2022
24 April, Sunday
There was hassle on the mid-morning train from Vienna to Brno when an Italian near me lost his ticket. Maybe he was a Slovene, as I’d thought there was a woman speaking a Slavic tongue to him on the platform when I boarded. Maybe he was a junkie, he was looking rough and bewildered, and smelling of smoke. He had no English or Czech and, on getting no satisfaction out of a stereotypically indifferent Spanish couple across the aisle (he had earlier offered them sweets), he turned back to me for help. He’d already required considerable reassurance about where he was going, which meant I’d actually seen his ticket, whatever he did with it. I looked over him to the window side of his seat but only saw two or three crushed beer cans.
The mature lady conductor quickly invoked the police. A bit too quickly, to be fair. He hadn’t even emptied all his pockets but, given he kept looking back at me, as if for a miracle, I remembered enough survival Czech to assure her that he and I were strangers.
Pointing at him and going, “Neznám” (‘I don’t know [him]’) aimed to allay any suspicion that we were working a scam. Nevertheless, I added that he did have a ticket, at the outset, and did have cash (“Má hotovost”) for another, and that he was only going to Brno. In the end she took very little money off him and gave him another ticket.
When we disembarked, he stuck to me and asked for help to find cambio in the station. By then my rusty Italian was showing signs of life but he stopped two sceptical yet business-like security guards for information. That’s how I had to think of some more Czech to explain he only wanted to exchange his euros, while making a rollover motion with my hands.

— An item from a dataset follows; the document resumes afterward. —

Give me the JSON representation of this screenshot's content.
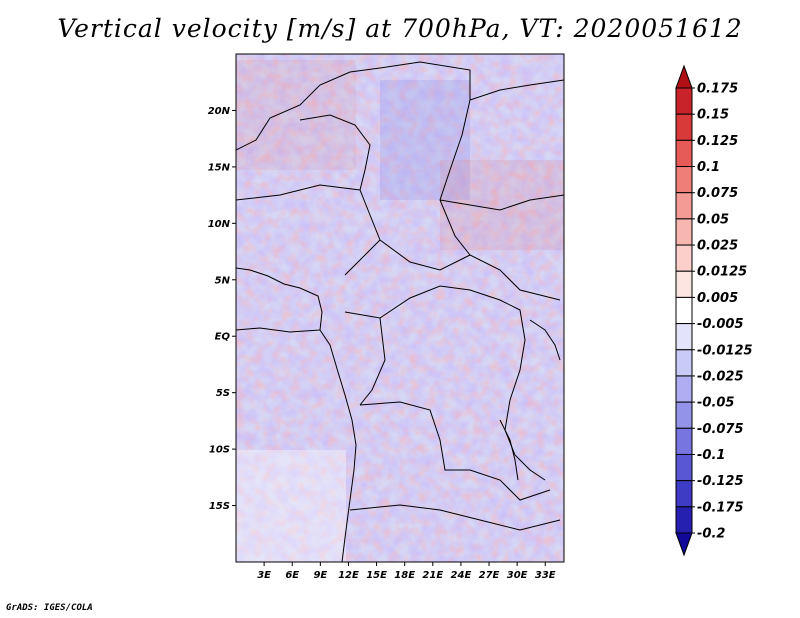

“Má euro. Chce vyměnit. Eh, cambio.”
Once we were shown to a willing hatch, the two beefy guards in black rolled their eyes and walked away, and I too said a quick ciao to my new friend (“Max, Massimo”) as my work there was done. I wasn’t going to let him buy me a drink at any rate, and I too vanished when the lady behind the glass distracted him.
This incident and the one in The Good Soldier Švejk where the fictional Czech hero pulls a train handbrake both recall a story told to me by a Jewish Englishman in a Belfast pub on a snowy day in 1987. In 1969, G. was on a train somewhere in Czechoslovakia, enjoying the luxury of a Cuban cigar, when a representative of state security slid back the door to tell him to put it out. The railways minister was in the next compartment and didn’t like the smell. After attempting to engage the minister in a fraternal socialist debate about the cigar, G. got thrown off the train at the next station. As the translator Cecil Parrott described Švejk’s creator Jaroslav Hašek, he (H.) was a very untypical Czech.
Even the paving stones of Brno are bigger than I’d imagined and I hadn’t expected the sloping, undulating aspect of the main square, Svobody. The city centre does have vulgar touches, like the two monument cocks (clock and horse), and the KB and Omega blocks on Svobody are more bad teeth, but there’s quite a number of strikingly good-looking buildings, in colour and texture. The dark cathedral stands on Petrov, an enticing little hill above a corner of the cabbage market square (Zelný trh).
From Vienna one can, by train, in less than an hour and a half, reach Brno to the north, Bratislava to the east, Sopron to the south and Linz to the west. Brno, the capital of Moravia, is the second city of the Czechs and home to 380,000 people. I just went to have a look, just because it was there. The striking theme from Czech YouTube videos about Ireland is that our mentality is alien to them. The same theme hardly features at all among similar videos made by Croats.